I came across this bright digitally printed scuba knit at Spotlight a few months ago, on sale. I don’t actually go in to Spotlight for fabric as a general rule (I have many other sources that I think provide better quality for the price) but do go in to take advantage of their pattern sales. Sometimes I can’t resist a browse among the bolts, and that is when I spotted this.
I love the colours – so bright! – and I love the abstract nature of the print. Those touches of yellow throughout are perfect for me too. The pattern is the Style Arc Hazel.
HAZEL COMBO: This cocoon-type dress is Style Arc’s take on the exciting new oversized shape of this season. We’ve provided so many options for you with this pattern. Make it with or without sleeves. Make it with or without hidden pockets. You can even choose to make it as a top!

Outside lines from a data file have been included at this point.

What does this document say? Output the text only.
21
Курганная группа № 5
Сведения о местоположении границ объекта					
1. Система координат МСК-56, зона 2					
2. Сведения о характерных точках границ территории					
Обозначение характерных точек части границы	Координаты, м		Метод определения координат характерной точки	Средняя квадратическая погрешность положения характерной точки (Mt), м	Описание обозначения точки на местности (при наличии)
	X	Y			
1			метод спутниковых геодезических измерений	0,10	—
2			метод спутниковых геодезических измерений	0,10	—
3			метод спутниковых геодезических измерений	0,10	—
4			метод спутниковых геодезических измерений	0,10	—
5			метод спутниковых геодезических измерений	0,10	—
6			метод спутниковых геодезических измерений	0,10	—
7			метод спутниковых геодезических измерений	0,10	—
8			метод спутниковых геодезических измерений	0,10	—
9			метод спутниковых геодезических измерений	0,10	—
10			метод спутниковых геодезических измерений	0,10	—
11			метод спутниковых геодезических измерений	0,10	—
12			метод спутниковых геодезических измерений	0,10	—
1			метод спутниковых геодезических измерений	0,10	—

FABRIC SUGGESTION & DESCRIPTION: Soft Ponte, Wool boucle, Stable jersey knit with drape or any fabric with a slight stretch and drape
Scuba fabrics are very easy to sew. I’ve made a few garments from scuba now, and have found that the fabric does vary a bit in thickness and drape. They’re all 100% polyester double knit, and have a cool feel to the skin and lots of body. Not having to finish edges makes them a quick sew too. But for me the main appeal is the variety of prints and the intensity of the colours that are used on them.
This one really shows the shape of the dress. It can be made without the 3/4 sleeves, and can be shortened to a top. I don’t think that I’ve finished with this pattern yet, actually. I’d like to try it in some softer knits than scuba, and the seaming really lends itself to colour blocking if that is what you are in to. There are little pockets hidden in the front seam between the bodice and the skirt, which are rather cute and just big enough for a mobile phone or work ID card.

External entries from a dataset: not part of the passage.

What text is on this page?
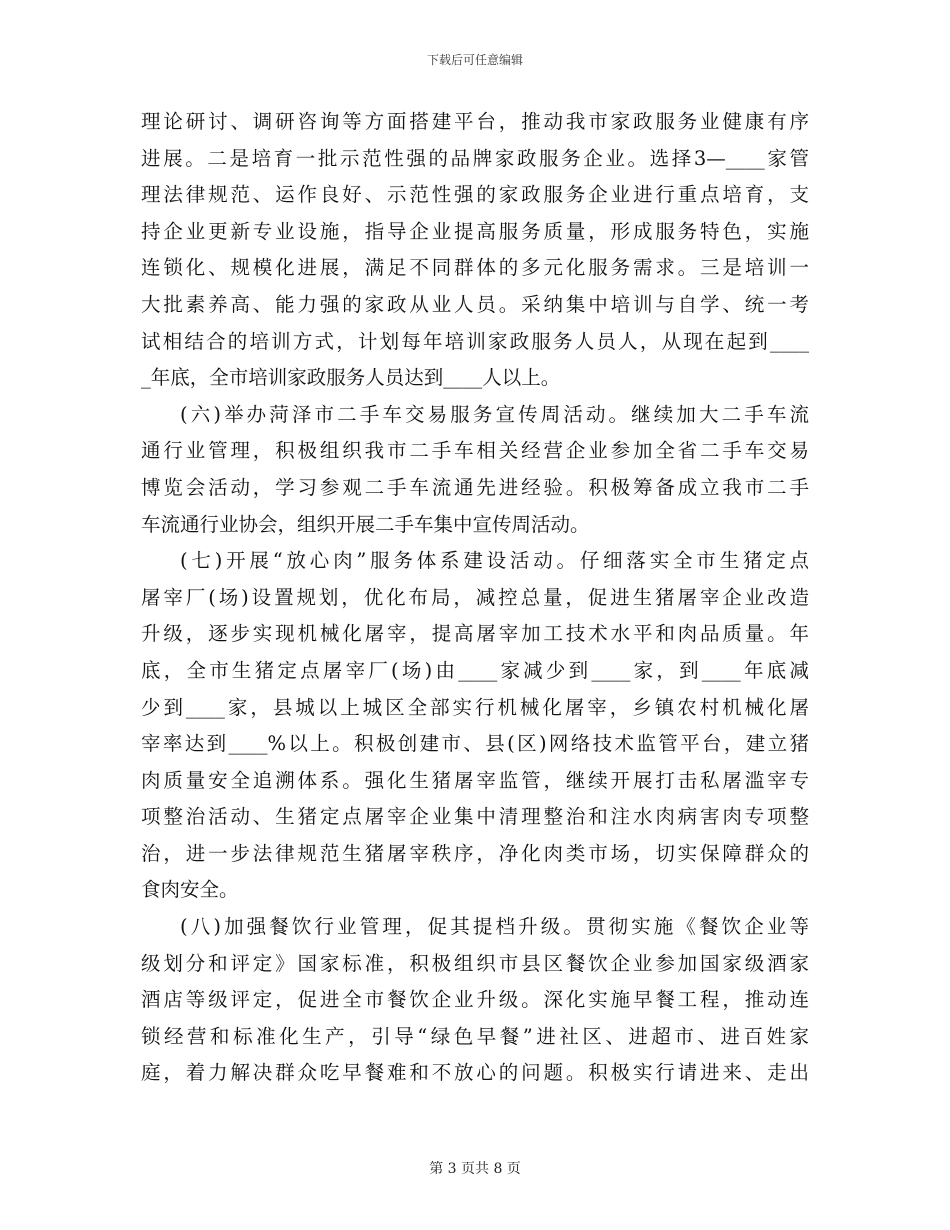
下载后可任意编辑
理论研讨、调研咨询等方面搭建平台，推动我市家政服务业健康有序
进展。二是培育一批示范性强的品牌家政服务企业。选择3—____家管
理法律规范、运作良好、示范性强的家政服务企业进行重点培育，支
持企业更新专业设施，指导企业提高服务质量，形成服务特色，实施
连锁化、规模化进展，满足不同群体的多元化服务需求。三是培训一
大批素养高、能力强的家政从业人员。采纳集中培训与自学、统一考
试相结合的培训方式，计划每年培训家政服务人员人，从现在起到____
_年底，全市培训家政服务人员达到____人以上。
(六)举办菏泽市二手车交易服务宣传周活动。继续加大二手车流
通行业管理，积极组织我市二手车相关经营企业参加全省二手车交易
博览会活动，学习参观二手车流通先进经验。积极筹备成立我市二手
车流通行业协会，组织开展二手车集中宣传周活动。
(七)开展“放心肉”服务体系建设活动。仔细落实全市生猪定点
屠宰厂(场)设置规划，优化布局，减控总量，促进生猪屠宰企业改造
升级，逐步实现机械化屠宰，提高屠宰加工技术水平和肉品质量。年
底，全市生猪定点屠宰厂(场)由____家减少到____家，到____年底减
少到____家，县城以上城区全部实行机械化屠宰，乡镇农村机械化屠
宰率达到____%以上。积极创建市、县(区)网络技术监管平台，建立猪
肉质量安全追溯体系。强化生猪屠宰监管，继续开展打击私屠滥宰专
项整治活动、生猪定点屠宰企业集中清理整治和注水肉病害肉专项整
治，进一步法律规范生猪屠宰秩序，净化肉类市场，切实保障群众的
食肉安全。
(八)加强餐饮行业管理，促其提档升级。贯彻实施《餐饮企业等
级划分和评定》国家标准，积极组织市县区餐饮企业参加国家级酒家
酒店等级评定，促进全市餐饮企业升级。深化实施早餐工程，推动连
锁经营和标准化生产，引导“绿色早餐”进社区、进超市、进百姓家
庭，着力解决群众吃早餐难和不放心的问题。积极实行请进来、走出
第 3 页共 8 页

Construction was shared between the overlocker and the sewing machine. I can’t remember encountering any issues, but I did sew this a couple of months ago. Construction was fairly logical, and I assume that the Style Arc instructions – that I think included a diagram or two – were quite adequate. I did a fair bit of twin needle topstitching to highlight seam lines and to secure hems and facings.
I sewed straight size 12, choosing according to hip measurement as the rest of the garment is oversized enough to accommodate bust and protruding tummy. I have discovered that batwing sleeves like this are difficult to wear under other things. I need to consider what jackets or coats I have before I sew too many more of them – that dropped armhole and all that fabric in the sleeve area doesn’t fit easily under more fitted garments. Something to keep in mind!